Uteshev V V, Pennefather P S
Faculty of Pharmacy, University of Toronto, Ontario, Canada.
Biophys J. 1997 Mar;72(3):1127-34. doi: 10.1016/S0006-3495(97)78761-7.
Chemical synaptic transmission is a fundamental component of interneuronal communications in the central nervous system (CNS). Discharge of a presynaptic vesicle containing a few thousand molecules (a quantum) of neurotransmitter into the synaptic cleft generates a transmitter concentration signal that drives postsynaptic ion-channel receptors. These receptors exhibit multiple states, with state transition kinetics dependent on neurotransmitter concentration. Here, a novel and simple analytical approach for describing gating of multi-state receptors by signals with complex continuous time courses is used to describe the generation of glutamate-mediated quantal postsynaptic responses at brain synapses. The neurotransmitter signal, experienced by multi-state N-methyl-D-aspartate (NMDA)- and L-alpha-amino-3-hydroxy-5-methyl-4-isoxazolepropionate (AMPA)-type glutamate receptors at specific points in a synaptic cleft, is approximated by a series of step functions of different intensity and duration and used to drive a Markovian, multi-state kinetic scheme that describes receptor gating. Occupancy vectors at any point in time can be computed interatively from the occupancy vectors at the times of steps in transmitter concentration. Multi-state kinetic schemes for both the low-affinity AMPA subtype of glutamate receptor and for the high-affinity NMDA subtype are considered, and expected NMDA and AMPA components of synaptic currents are calculated. The amplitude of quantal responses mediated by postsynaptic receptor clusters having specific spatial distributions relative to foci of quantal neurotransmitter release is then calculated and related to the displacement between the center of the postsynaptic receptor cluster and the focus of synaptic vesicle discharge. Using this approach we show that the spatial relation between the focus of release and the center of the postsynaptic receptor cluster affects synaptic efficacy. We also show how variation in this relation contributes to variation in synaptic current amplitudes.

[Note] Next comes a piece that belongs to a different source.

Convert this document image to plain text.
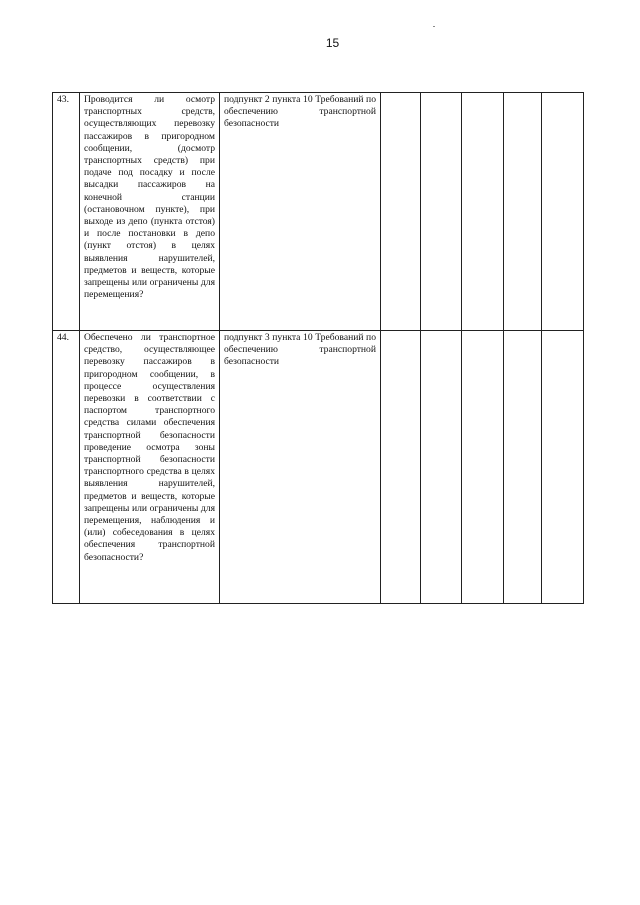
15
43.	Проводится ли осмотр транспортных средств, осуществляющих перевозку пассажиров в пригородном сообщении, (досмотр транспортных средств) при подаче под посадку и после высадки пассажиров на конечной станции (остановочном пункте), при выходе из депо (пункта отстоя) и после постановки в депо (пункт отстоя) в целях выявления нарушителей, предметов и веществ, которые запрещены или ограничены для перемещения?	подпункт 2 пункта 10 Требований по обеспечению транспортной безопасности					
44.	Обеспечено ли транспортное средство, осуществляющее перевозку пассажиров в пригородном сообщении, в процессе осуществления перевозки в соответствии с паспортом транспортного средства силами обеспечения транспортной безопасности проведение осмотра зоны транспортной безопасности транспортного средства в целях выявления нарушителей, предметов и веществ, которые запрещены или ограничены для перемещения, наблюдения и (или) собеседования в целях обеспечения транспортной безопасности?	подпункт 3 пункта 10 Требований по обеспечению транспортной безопасности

化学突触传递是中枢神经系统(CNS)中神经元间通讯的基本组成部分。含有数千个神经递质分子(一个量子)的突触前囊泡释放到突触间隙中,产生一个驱动突触后离子通道受体的递质浓度信号。这些受体呈现多种状态,状态转换动力学取决于神经递质浓度。在这里,一种新颖且简单的分析方法被用于描述具有复杂连续时间进程的信号对多状态受体的门控,该方法用于描述脑突触处谷氨酸介导的量子突触后反应的产生。在突触间隙特定点处,多状态N - 甲基 - D - 天冬氨酸(NMDA)型和L - α - 氨基 - 3 - 羟基 - 5 - 甲基 - 4 - 异恶唑丙酸(AMPA)型谷氨酸受体所经历的神经递质信号,由一系列不同强度和持续时间的阶跃函数近似,并用于驱动描述受体门控的马尔可夫多状态动力学方案。任何时刻的占据向量都可以根据递质浓度阶跃时刻的占据向量迭代计算得出。考虑了谷氨酸受体低亲和力AMPA亚型和高亲和力NMDA亚型的多状态动力学方案,并计算了突触电流的预期NMDA和AMPA成分。然后计算由相对于量子神经递质释放焦点具有特定空间分布的突触后受体簇介导的量子反应的幅度,并将其与突触后受体簇中心和突触小泡释放焦点之间的位移相关联。使用这种方法,我们表明释放焦点与突触后受体簇中心之间的空间关系会影响突触效能。我们还展示了这种关系的变化如何导致突触电流幅度的变化。